Direct Conversion of Oral Epithelial Cells to Progenitor Dental Mesenchymal Cells by a Novel microRNA‐Transcription Factor Pathway

There are many protocols used for regeneration therapies to regenerate tissues and structures. To date, tooth regeneration practices rely heavily on the use of stem cells, however, these can be difficult to obtain and culture. We have previously introduced a new method of cellular reprogramming by over expression of the transcription factor, Pitx2 and microRNA‐200a‐3p . We now demonstrate that over expression of the Paired Box 9 ( Pax9 ) gene and inhibition of miR‐200a using the Plasmid‐based miRNA Inhibitor System ( PMIS‐miR‐200a ), converts oral epithelial cells to progenitor dental mesenchyme cells.
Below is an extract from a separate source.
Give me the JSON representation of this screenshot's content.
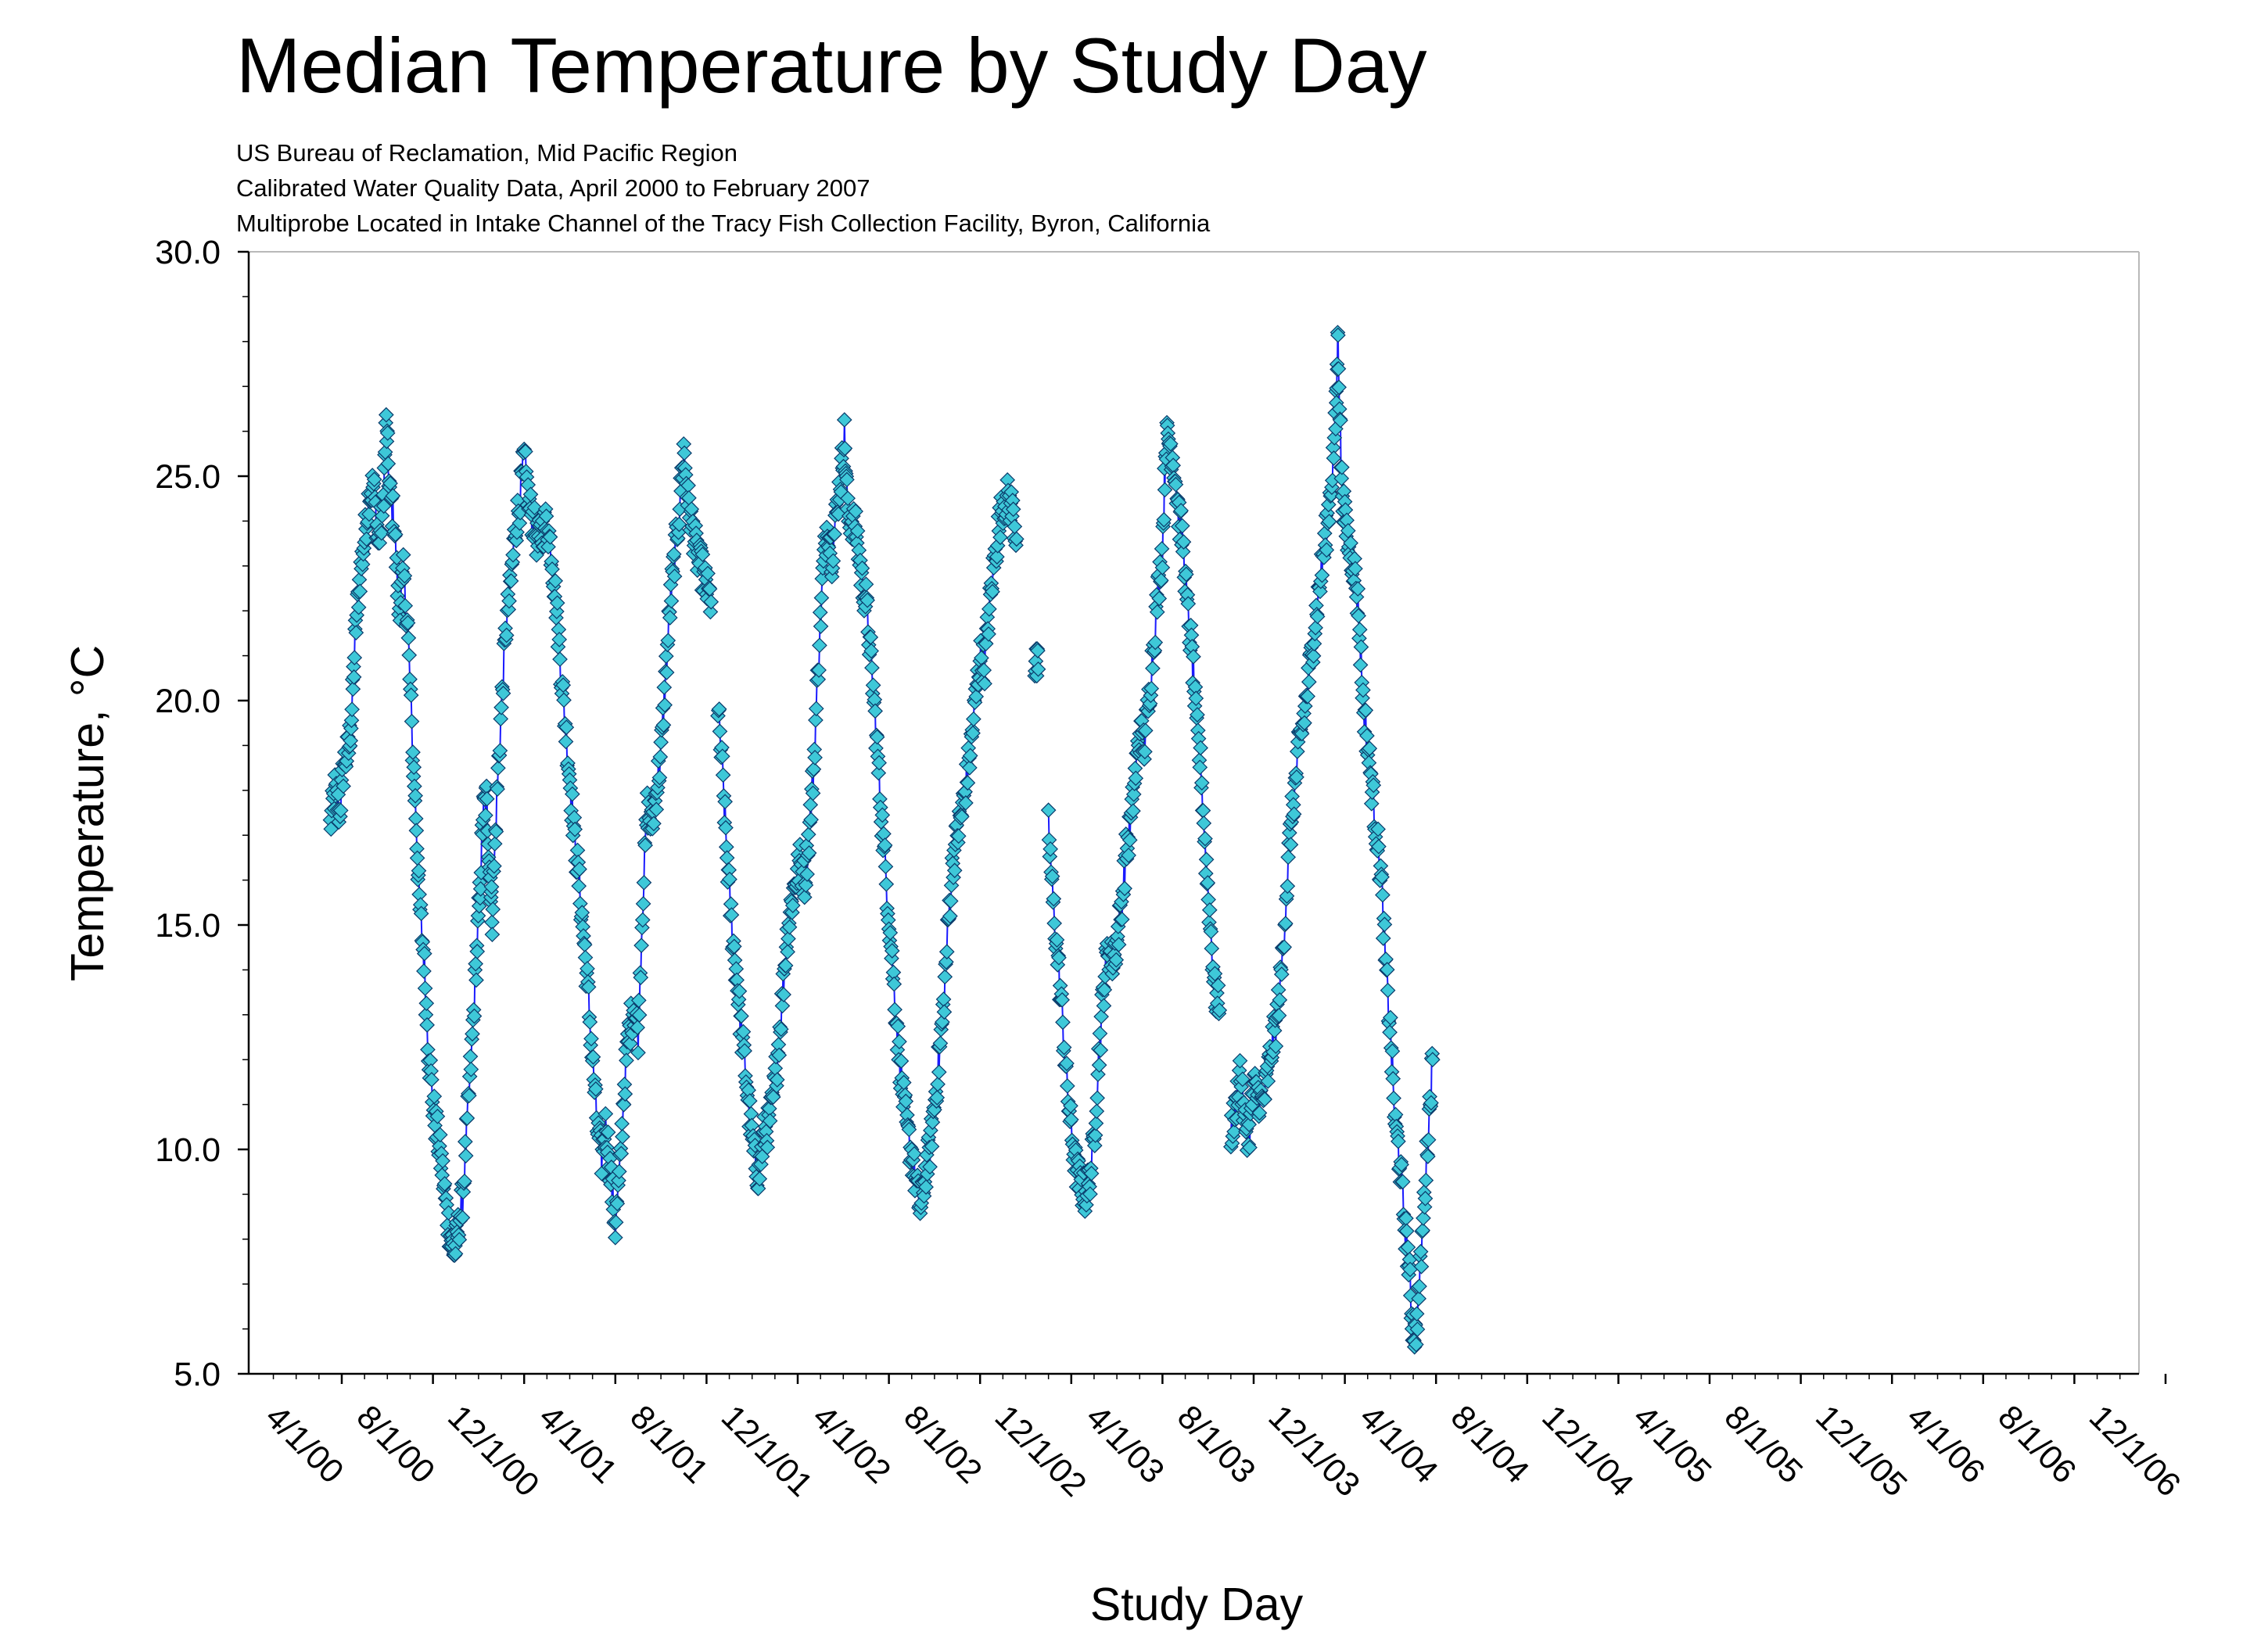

Transgenic DNA was introduced using the lentivirus packaging system. The microRNA inhibitor system PMIS‐miR‐200a was constructed by NaturemiRI. A two‐staged approach is used to generate stable oral epithelial cells expressing PAX9 , cells were sorted and after several weeks were transduced with PMIS‐miR‐200a , to inhibit miR‐200a activity. miR‐200a regulates Wnt and TGFß signaling and inhibition of miR‐200a allows for cells to convert to a progeny phenotype in the presence of PAX9 . These cells express early dental mesenchyme and stem cell markers making them suitable for tooth regeneration therapies. Current experiments are using reprogrammed dental epithelial and mesenchyme cells to form a tooth organ. These data demonstrate a new method for cell reprogramming and tissue regeneration. Support or Funding Information Support for this research was provided from grant DE013941 and DE018885 from the National Institute of Dental and Craniofacial Research.